My Fab Academy 16

Assignment

Test the design rules for your printer(s) (group project).
Design and 3D print an object (small, few cm) that could not be made subtractively.
3D scan an object (and optionally print it).

Learning outcomes:

Identify the advantages and limitations of 3D printing and scanning technology.
Apply design methods and production processes to show your understanding.

Tasks:

Described what you learned by testing the 3D printers.
Shown how you designed and made your object and explained why it could not be made subtractively.
Scanned an object.
Outlined problems and how you fixed them. Included your design files and 'hero shot' photos of the scan and the final object.

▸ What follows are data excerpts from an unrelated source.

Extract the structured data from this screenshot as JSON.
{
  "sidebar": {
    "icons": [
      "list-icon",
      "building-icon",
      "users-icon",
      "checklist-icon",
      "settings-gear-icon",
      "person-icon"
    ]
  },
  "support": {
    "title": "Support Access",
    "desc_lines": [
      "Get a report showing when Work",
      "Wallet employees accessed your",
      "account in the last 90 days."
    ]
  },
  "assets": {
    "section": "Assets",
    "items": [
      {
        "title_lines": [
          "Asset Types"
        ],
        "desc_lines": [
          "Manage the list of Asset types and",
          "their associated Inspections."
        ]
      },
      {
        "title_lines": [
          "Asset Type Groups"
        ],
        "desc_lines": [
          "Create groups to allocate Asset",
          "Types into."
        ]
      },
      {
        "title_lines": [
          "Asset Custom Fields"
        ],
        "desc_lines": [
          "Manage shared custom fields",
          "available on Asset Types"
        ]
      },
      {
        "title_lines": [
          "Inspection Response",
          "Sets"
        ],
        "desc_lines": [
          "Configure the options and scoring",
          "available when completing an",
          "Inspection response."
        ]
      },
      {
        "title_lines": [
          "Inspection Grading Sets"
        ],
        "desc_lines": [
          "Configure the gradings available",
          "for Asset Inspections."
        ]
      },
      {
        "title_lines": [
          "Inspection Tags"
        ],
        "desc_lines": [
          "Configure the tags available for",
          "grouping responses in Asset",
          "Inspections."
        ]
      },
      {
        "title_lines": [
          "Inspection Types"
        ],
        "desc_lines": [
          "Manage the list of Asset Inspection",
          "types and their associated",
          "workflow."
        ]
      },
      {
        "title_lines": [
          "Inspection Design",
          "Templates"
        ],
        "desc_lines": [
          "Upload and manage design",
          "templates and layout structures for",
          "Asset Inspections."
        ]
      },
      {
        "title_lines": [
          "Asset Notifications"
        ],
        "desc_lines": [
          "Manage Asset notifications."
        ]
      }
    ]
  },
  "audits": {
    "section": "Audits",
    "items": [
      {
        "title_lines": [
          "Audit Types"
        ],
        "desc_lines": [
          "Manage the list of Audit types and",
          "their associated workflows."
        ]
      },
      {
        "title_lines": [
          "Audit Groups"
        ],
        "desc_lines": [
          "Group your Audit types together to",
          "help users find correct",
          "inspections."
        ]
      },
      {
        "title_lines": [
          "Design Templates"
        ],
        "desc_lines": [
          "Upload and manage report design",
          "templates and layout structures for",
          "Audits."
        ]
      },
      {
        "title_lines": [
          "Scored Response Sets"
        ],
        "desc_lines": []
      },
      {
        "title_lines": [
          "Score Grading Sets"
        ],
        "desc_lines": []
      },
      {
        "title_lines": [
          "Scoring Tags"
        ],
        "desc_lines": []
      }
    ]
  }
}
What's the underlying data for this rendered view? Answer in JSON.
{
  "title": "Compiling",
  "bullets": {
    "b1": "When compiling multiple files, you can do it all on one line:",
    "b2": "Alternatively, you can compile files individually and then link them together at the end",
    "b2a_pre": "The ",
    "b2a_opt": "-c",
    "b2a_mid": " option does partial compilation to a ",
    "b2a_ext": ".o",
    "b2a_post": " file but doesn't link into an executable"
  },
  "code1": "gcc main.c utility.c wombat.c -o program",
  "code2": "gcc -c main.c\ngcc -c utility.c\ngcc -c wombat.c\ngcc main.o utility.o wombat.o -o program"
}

Test the design rules for our 3D printer

3D printing, also known as additive manufacturing (AM), refers to various processes used to synthesize a three-dimensional object. In 3D printing, successive layers of material are formed under computer control to create an object. These objects can be of almost any shape or geometry and are produced from a 3D model or other electronic data source. We have two 3D printer in our FAB Lab one is Dimension SST 1200es and Ultimaker 2, two printers works on FDM technique. In FAB Academy 2016 we use the Ultimaker 2 printer. First we test our ultimaker is working fine, we downloaded the test file (stl) from the link thingiverse.com and tested.

The download STL file opened in Cura software, This software to convert from STL to G-code. The G-code automatically saved in mounded SD card. Then tried to print it on our printer with the following settings.

layer height "0.2"
Shell Thickness "0.8"
bottom/top thickness "0.6"
fill density (%) "20"
Print speed "50"
support type "None"
platform adhesion type "None"

The print finished product is :

Here is how Ultimaker performed on all the tests:

Nut, Size M4 Nut should fit perfectly:
Wave, rounded print:
Star, Sharp Edges:
Name, Complex Shapes:
Holes, Size 3, 4, 5 mm:
Minimal Distance: 0.1, 0.2, 0.3, 0.4, 0.5, 0.6, 0.7 mm:
Z height: 0.1, 0.2, 0.3, 0.4, 0.5, 0.6, 0.7, 0.8, 0.9, 1.0, 1.1 mm
Wall Thickness: 0.1, 0.2, 0.3, 0.4, 0.5, 0.6, 0.7 mm
Bridge Print: 2, 4, 8, 16 mm:
Sphere, Rounded Print 4.8mm height:
Sphere Mix, 7 mm height:
Pyramid, 7 mm height:
Overhang: 25, 30, 35, 40, 45, 50, 55, 60, 65, 70°: good
Warp, does it bend?: good
3D Print Font, optimized for 3D printing:
Surface, Flatness:
Size, 100 x 100mm x 23.83 (10mm width):
Spike, minimum Layer Time, 21 mm height from Bottom (include Baseplate):
Hole in Wall, 4 mm diameter, check for proper print:
Raft Test, raft should be just under the model:
Retract Travel, check retract settings for longer travel:

Download Test File

Design and 3D print an object

In FAB Academy 2016 week 5 I am going to designed a 3D model, it could not be made subtractively,So I planned to design a small toy car with rotatable wheels using Rhinoceros Software.

After completion of "Toy Car" design save as to .stl file. That STL file open in cura software convert from STL to G-code. started to print it on Ultimaker 2 printer with the following settings.

layer height "0.2"
Shell Thickness "0.8"
bottom/top thickness "0.6"
fill density (%) "20"
Print speed "50"
support type "Touching buildplate"
platform adhesion type "None"

Download My Car Design Files

Car G-code File

Car STL File

Car 3DM File

3D scanning an object

Skanect

With Skanect, capturing a full color 3D model of an object, a person or a room has never been so easy and affordable. Skanect transforms our Structure Sensor, Microsoft Kinect or Asus Xtion camera into 3D scanner able to create 3D meshes out of real scenes in a few minutes. Here we using scanning sensor is Microsoft Kinect.

I plan to scan my press-fit job in FAB Academy 2016 "small dinosaurs model".